There was a church there as early as the 11th century, but the earliest parts of the current building are 13th-century foundations in the northeast corner and in the lowest parts of the central tower. The early medieval church was completely rebuilt around 1490 at the expense of John Tame, a wealthy wool merchant. Tame sought permission from the Diocese of Worcester to pull down the earlier church, with the exception of the 14th-century tower. The tower remained as part of the new church, though it was raised in height with exquisitely carved corner turrets, and buttressed to take the extra weight.
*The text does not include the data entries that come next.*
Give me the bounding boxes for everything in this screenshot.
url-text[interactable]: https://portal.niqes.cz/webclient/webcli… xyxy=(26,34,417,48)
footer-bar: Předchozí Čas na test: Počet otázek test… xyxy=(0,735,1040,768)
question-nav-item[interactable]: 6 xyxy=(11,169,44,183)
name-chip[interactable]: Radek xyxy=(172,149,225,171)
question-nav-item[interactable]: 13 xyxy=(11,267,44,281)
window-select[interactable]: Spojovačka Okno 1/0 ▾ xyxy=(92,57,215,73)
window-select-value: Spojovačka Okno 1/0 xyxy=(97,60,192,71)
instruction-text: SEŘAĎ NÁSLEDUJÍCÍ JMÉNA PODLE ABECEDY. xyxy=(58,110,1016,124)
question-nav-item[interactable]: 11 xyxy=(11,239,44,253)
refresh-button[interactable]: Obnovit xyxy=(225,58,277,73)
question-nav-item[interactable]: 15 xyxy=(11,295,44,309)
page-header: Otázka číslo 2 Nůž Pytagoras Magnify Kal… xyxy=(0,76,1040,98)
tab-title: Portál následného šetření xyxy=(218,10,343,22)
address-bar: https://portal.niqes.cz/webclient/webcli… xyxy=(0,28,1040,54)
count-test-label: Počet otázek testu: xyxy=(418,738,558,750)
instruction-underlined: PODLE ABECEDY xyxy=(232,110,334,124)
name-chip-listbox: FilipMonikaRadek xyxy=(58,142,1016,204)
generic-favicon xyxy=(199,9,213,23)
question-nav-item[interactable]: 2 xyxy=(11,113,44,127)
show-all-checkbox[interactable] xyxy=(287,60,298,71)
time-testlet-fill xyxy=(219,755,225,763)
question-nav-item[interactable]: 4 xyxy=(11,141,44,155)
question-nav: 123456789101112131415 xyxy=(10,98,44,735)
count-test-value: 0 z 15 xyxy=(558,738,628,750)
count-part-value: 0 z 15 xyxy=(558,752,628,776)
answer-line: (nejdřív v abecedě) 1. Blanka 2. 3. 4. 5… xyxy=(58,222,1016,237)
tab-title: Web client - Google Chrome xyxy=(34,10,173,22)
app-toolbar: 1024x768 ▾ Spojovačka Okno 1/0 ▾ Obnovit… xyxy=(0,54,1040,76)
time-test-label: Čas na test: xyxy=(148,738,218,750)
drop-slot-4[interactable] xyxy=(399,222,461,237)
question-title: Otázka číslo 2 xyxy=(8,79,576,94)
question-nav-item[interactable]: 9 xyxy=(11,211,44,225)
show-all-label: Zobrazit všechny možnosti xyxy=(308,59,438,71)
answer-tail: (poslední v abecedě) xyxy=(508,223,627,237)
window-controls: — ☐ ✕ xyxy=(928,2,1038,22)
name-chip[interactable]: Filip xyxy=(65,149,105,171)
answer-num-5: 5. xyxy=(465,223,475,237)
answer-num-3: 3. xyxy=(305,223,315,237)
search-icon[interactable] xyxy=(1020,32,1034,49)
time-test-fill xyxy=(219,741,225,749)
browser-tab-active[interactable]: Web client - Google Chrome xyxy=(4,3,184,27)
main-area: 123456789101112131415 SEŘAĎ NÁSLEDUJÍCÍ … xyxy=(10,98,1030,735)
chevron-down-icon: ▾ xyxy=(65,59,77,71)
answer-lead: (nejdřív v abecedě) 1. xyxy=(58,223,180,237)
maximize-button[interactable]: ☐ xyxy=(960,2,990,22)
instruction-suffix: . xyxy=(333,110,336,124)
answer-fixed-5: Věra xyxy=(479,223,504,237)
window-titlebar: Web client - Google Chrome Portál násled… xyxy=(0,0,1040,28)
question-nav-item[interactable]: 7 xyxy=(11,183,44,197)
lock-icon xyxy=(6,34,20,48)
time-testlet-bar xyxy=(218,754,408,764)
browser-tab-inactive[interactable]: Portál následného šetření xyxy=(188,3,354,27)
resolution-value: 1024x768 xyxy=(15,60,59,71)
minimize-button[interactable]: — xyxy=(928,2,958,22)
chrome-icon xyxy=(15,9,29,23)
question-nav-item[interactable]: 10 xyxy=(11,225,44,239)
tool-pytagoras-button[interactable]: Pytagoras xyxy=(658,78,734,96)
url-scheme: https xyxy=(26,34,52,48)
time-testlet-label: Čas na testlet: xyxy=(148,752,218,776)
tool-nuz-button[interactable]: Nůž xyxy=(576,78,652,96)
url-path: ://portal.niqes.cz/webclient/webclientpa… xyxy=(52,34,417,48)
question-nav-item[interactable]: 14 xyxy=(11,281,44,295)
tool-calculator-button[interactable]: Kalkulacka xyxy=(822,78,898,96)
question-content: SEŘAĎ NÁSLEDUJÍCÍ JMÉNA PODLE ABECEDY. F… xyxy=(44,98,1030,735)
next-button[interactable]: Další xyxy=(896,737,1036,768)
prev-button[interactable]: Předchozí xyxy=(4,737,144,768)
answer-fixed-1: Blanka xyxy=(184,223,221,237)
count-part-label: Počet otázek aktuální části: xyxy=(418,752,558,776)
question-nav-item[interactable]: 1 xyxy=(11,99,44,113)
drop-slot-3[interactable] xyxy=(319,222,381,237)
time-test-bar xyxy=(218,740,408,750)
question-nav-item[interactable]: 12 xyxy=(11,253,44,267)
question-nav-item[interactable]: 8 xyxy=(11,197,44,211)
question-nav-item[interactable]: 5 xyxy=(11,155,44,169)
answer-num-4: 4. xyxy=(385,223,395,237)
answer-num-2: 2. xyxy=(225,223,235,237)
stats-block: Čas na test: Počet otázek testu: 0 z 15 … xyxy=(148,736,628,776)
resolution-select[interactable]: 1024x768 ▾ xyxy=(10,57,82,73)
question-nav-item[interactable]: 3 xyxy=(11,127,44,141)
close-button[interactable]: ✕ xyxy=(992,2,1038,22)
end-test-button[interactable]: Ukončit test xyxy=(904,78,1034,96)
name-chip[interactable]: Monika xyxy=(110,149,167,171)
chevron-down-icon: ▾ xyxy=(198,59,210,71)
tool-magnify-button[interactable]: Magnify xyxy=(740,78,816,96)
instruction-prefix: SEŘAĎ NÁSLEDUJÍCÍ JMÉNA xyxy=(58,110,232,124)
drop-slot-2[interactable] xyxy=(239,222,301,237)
Tame died in 1500 and is commemorated by a very fine table tomb and brass in the Lady Chapel. He lived long enough to see ‘his’ church dedicated in 1497. The glass for which St Mary’s is famous was installed under Tame’s son Edmund, who took over the building project on his father’s death. Edmund Tame also had beautifully carved screens installed.
There was also a great set of 14 misericords and some fantastic tapestry kneelers. The church micro numbers were taken from inside the church but then we realised that we had run out of time and it was time to head to Burford. We will have to come back another time to get the church micro and ‘A Fine Pair’ which we didn’t find last time. Beth was a welcome guest in the church although it always feels alien to us taking dogs into buildings including the churches. We don’t often do it unless someone particularly invites the dog in.
At the Warwick Hall cafe, we met up with Andy who has now retired from his work as a verger at the Burford church. He was keen to catch up on all our adventures and we spent an hour chatting happily. They make a great latte! When Andy showed us around the church on our last day in Burford he had mentioned that Donny and Marie Osmond had visited the church and found some ancestors in the churchyard. The surname was Titcombe and we saw their headstones.
Another nice day, cool but not raining.